Tomé la mano de una de las jóvenes y se la besé con ansia. Era una mano carnosa y blanca.

A mis caricias correspondió la muchacha besándome en la boca con sus labios rojos y frescos.

El delicioso contacto me hizo estremecer de gozo.

En un rapto de demencia grité, dirigiéndome a las jóvenes:

—¡Hermosas mías, quiero gozar en vuestros brazos, gozar hasta el delirio, gozar hasta morir! ¡No me neguéis ninguno de los placeres que podéis darme!

Arrojé al suelo las ropas de la cama y me tendí a lo largo, colocando diestramente una almohada debajo de los riñones. Mi virilidad se mostraba desafiante y soberbia.

—¡Ven tú, graciosa morena, la del pecho recio y blanco! Siéntate a los pies de la cama y junta bien tus piernas con las mías. ¡Así! Acaricia suavemente mis pies con los delicados botones de tus senos. ¡Oh, qué gusto!

—¡Ven, ven —seguía diciendo, con palabras enérgicas y entrecortadas—; ven a mí para que yo coma tus ojos y tu boca! ¡Así te quiero! ¡Ponme aquí el dedo…! ¡Aquí! ¡Despacio!… ¡Más despacio! ¡Más!…

Al mismo tiempo se agitaban las tres mujeres, excitándome al placer.

Yo seguía frenético la dulce lucha, los lascivos movimientos y las forzadas posturas. De todas las bocas salían gritos, suspiros y frases entrecortadas; por mis venas corría un río de fuego; todo mi cuerpo se estremecía.

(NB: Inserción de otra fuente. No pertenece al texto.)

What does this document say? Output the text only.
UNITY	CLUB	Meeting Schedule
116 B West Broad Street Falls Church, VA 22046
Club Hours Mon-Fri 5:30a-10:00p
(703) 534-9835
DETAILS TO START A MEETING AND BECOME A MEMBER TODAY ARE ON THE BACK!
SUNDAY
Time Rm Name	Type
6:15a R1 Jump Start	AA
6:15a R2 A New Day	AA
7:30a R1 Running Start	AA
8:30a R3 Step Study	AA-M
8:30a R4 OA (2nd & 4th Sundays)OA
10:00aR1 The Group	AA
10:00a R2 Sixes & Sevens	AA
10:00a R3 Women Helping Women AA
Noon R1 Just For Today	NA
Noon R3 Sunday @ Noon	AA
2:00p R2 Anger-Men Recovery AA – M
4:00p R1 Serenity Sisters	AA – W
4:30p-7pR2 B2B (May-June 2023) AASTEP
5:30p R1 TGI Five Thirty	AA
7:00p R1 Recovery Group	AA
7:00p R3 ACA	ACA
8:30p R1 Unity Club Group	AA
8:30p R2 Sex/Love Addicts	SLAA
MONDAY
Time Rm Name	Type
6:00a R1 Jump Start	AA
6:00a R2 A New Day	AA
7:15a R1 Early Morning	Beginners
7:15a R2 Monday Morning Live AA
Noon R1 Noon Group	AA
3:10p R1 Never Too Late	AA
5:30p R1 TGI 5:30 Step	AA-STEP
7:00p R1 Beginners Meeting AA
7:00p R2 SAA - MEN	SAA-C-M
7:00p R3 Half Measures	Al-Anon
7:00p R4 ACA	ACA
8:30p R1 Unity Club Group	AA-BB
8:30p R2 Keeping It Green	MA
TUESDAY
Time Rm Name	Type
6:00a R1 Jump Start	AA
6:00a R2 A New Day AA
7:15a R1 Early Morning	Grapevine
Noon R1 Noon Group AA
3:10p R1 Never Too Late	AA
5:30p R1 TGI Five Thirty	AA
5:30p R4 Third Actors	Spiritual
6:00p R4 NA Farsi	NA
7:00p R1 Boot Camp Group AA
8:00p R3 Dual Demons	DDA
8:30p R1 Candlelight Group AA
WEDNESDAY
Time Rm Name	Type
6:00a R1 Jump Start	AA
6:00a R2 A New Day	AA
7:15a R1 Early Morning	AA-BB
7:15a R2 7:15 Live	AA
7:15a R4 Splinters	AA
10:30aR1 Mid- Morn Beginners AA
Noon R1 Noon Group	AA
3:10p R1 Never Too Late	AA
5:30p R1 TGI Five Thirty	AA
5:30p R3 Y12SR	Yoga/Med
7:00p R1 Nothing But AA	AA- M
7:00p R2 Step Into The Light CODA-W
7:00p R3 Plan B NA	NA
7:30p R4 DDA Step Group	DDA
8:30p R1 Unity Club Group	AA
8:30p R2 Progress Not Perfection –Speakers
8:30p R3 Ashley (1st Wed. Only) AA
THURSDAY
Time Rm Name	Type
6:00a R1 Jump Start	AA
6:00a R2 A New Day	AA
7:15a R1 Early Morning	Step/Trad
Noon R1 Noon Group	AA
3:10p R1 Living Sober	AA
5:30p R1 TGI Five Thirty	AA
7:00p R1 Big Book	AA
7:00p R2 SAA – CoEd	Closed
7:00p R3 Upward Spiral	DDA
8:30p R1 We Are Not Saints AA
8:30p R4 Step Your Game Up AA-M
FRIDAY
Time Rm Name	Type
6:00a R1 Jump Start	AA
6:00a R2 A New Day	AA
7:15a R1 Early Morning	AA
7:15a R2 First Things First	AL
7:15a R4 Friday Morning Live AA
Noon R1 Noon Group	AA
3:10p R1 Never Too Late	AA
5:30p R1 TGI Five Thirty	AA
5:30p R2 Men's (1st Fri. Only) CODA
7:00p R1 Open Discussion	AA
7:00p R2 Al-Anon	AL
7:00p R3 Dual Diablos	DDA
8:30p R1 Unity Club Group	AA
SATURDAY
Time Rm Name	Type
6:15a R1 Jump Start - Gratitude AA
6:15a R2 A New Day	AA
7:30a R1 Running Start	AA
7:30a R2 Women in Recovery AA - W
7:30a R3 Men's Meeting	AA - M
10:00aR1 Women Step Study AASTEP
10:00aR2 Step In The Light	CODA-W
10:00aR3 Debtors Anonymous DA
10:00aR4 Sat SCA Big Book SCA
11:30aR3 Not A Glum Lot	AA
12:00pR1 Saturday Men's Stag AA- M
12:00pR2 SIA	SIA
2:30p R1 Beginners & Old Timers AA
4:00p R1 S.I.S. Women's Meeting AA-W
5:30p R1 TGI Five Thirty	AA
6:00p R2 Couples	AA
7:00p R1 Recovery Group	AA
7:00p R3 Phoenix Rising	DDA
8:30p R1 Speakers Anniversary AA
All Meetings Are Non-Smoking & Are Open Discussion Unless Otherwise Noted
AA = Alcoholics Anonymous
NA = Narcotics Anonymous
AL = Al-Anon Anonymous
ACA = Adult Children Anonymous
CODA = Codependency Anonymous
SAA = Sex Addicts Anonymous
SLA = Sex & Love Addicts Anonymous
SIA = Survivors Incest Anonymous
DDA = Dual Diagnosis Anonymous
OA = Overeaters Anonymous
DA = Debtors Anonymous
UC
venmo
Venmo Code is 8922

Mis manos se deleitaban oprimiendo dos recias manzanas de ardiente carne, o pasaban, crispadas y frenéticas, a buscar encantos más encendidos.

Luego mi boca reemplazó a mis manos; ávido de goce, lamía y mordía, y las palabras de súplica para que cesara en el juego deleitoso enardecían mi afán en lugar de contenerlo.

No tardó en llegar el agotamiento. Quedé como muerto y mi cabeza cayó pesadamente.

—¡Basta! ¡Basta! —supliqué, sin fuerzas.

Las tres jóvenes cayeron sobre mí pesadamente, sin sentido y jadeantes.